Juliana Zorzo comenta que a intenção do edital é tirar um pouco de recursos do eixo Rio-São Paulo e destinar para outros estados. Ela explica que para conseguir o recurso várias exigências têm de ser atendidas. “A cada um real que a prefeitura destina. A Ancine duplica o valor. Eu estou muito feliz por ver os colegas do cinema aqui. Isso aqui nunca aconteceu em Campo Grande e estamos muito satisfeitos, mas a nossa capital tem que ser mais reconhecida no cinema”, comenta.

Para dar exemplo de que Mato Grosso do Sul tem potencial para o cinema, o prefeito Gilmar Olarte lembra da novela Pantanal, gravada no Estado e produzida pela extinta TV Manchete, escrita por Benedito Ruy Barbosa, e dirigida por Jayme Monjardim. “Nós conseguimos passar para todo o mundo essa novela.
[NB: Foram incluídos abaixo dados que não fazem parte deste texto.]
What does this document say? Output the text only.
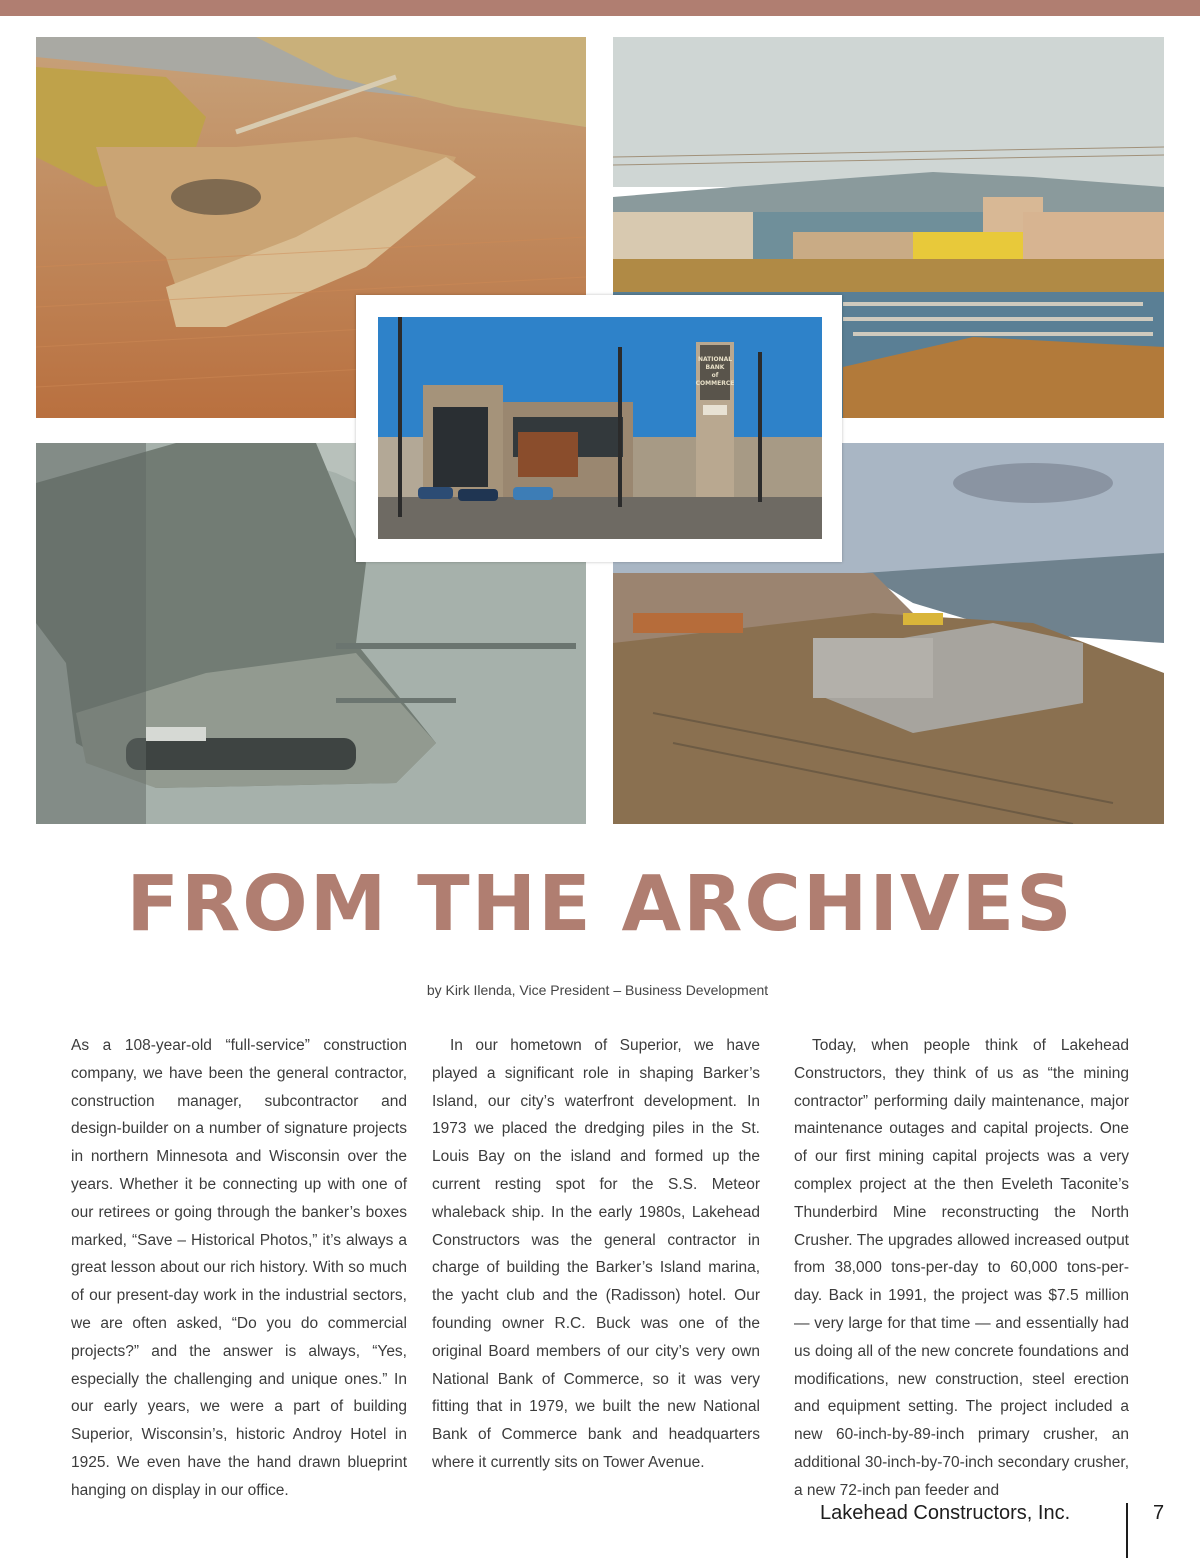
NATIONAL
BANK
of
COMMERCE
FROM THE ARCHIVES
by Kirk Ilenda, Vice President – Business Development

As a 108-year-old “full-service” construction company, we have been the general contractor, construction manager, subcontractor and design-builder on a number of signature projects in northern Minnesota and Wisconsin over the years. Whether it be connecting up with one of our retirees or going through the banker’s boxes marked, “Save – Historical Photos,” it’s always a great lesson about our rich history. With so much of our present-day work in the industrial sectors, we are often asked, “Do you do commercial projects?” and the answer is always, “Yes, especially the challenging and unique ones.” In our early years, we were a part of building Superior, Wisconsin’s, historic Androy Hotel in 1925. We even have the hand drawn blueprint hanging on display in our office.

In our hometown of Superior, we have played a significant role in shaping Barker’s Island, our city’s waterfront development. In 1973 we placed the dredging piles in the St. Louis Bay on the island and formed up the current resting spot for the S.S. Meteor whaleback ship. In the early 1980s, Lakehead Constructors was the general contractor in charge of building the Barker’s Island marina, the yacht club and the (Radisson) hotel. Our founding owner R.C. Buck was one of the original Board members of our city’s very own National Bank of Commerce, so it was very fitting that in 1979, we built the new National Bank of Commerce bank and headquarters where it currently sits on Tower Avenue.

Today, when people think of Lakehead Constructors, they think of us as “the mining contractor” performing daily maintenance, major maintenance outages and capital projects. One of our first mining capital projects was a very complex project at the then Eveleth Taconite’s Thunderbird Mine reconstructing the North Crusher. The upgrades allowed increased output from 38,000 tons-per-day to 60,000 tons-per-day. Back in 1991, the project was $7.5 million — very large for that time — and essentially had us doing all of the new concrete foundations and modifications, new construction, steel erection and equipment setting. The project included a new 60-inch-by-89-inch primary crusher, an additional 30-inch-by-70-inch secondary crusher, a new 72-inch pan feeder and

Lakehead Constructors, Inc.	7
Porque não podemos sediar eventos de cinema de alto nível. Cultura é uma produção”, comenta.

Ele explica ainda que acredita na cultura e que tem que dar autonomia para os gestores para poder cobrar resultados. ”Como eu canto e toco trompete, a cultura é muito importante para mim. Investir na cultura é importante. Cultura é produção”, argumenta.

O produtor cultural Thiago Morais, 27 anos, avalia o edital como uma evolução para o audiovisual do Estado. “É uma grande vitória para o audiovisual. Faz mais de quatro anos que nos articulamos algum investimento ou apoio”, comenta.

A produtora de audiovisual Mariana Senna, 36 anos, resume o audiovisual como uma paixão é fica feliz e pelos recursos que a Ancine vai repassar para o cinema de Campo Grande. “É uma paixão. Somos movidos pelo amor a arte cinematográfica. Quando você vê um filme sendo feito, as pessoas trabalhando para dar certo são apaixonantes. Aqui no Estado está faltando investimento, mas com o edital vai ser mais um caminho para conseguir recursos”, avalia.

O jornalista e produtor audiovisual Airton Fernandes, 30anos, explicou que o fundo só vai contemplar quatro filmes profissionais. E o primeiro quesito para participar e ser pessoa jurídica com isso selecionando os participantes do edital. Ele comenta ainda que está feliz pelo incentivo que o audiovisual está recebendo. “É respeito quando vem um recurso para o audiovisual. É importante. Aumenta a alta estima de quem produtos e faz circular recursos no Estado”, argumenta.

O cineasta Filipe Silveira explica que com maior verba pode ser feito histórias maiores e fazer um intercambio para o cinema com trocas de pessoas daqui para outros estados. “O filme é todo difícil para construir. Depois que está pronto e mais difícil. Com o Fundo da Ancine é possível separar uma quantia para utilizar na distribuição do filme”, finaliza.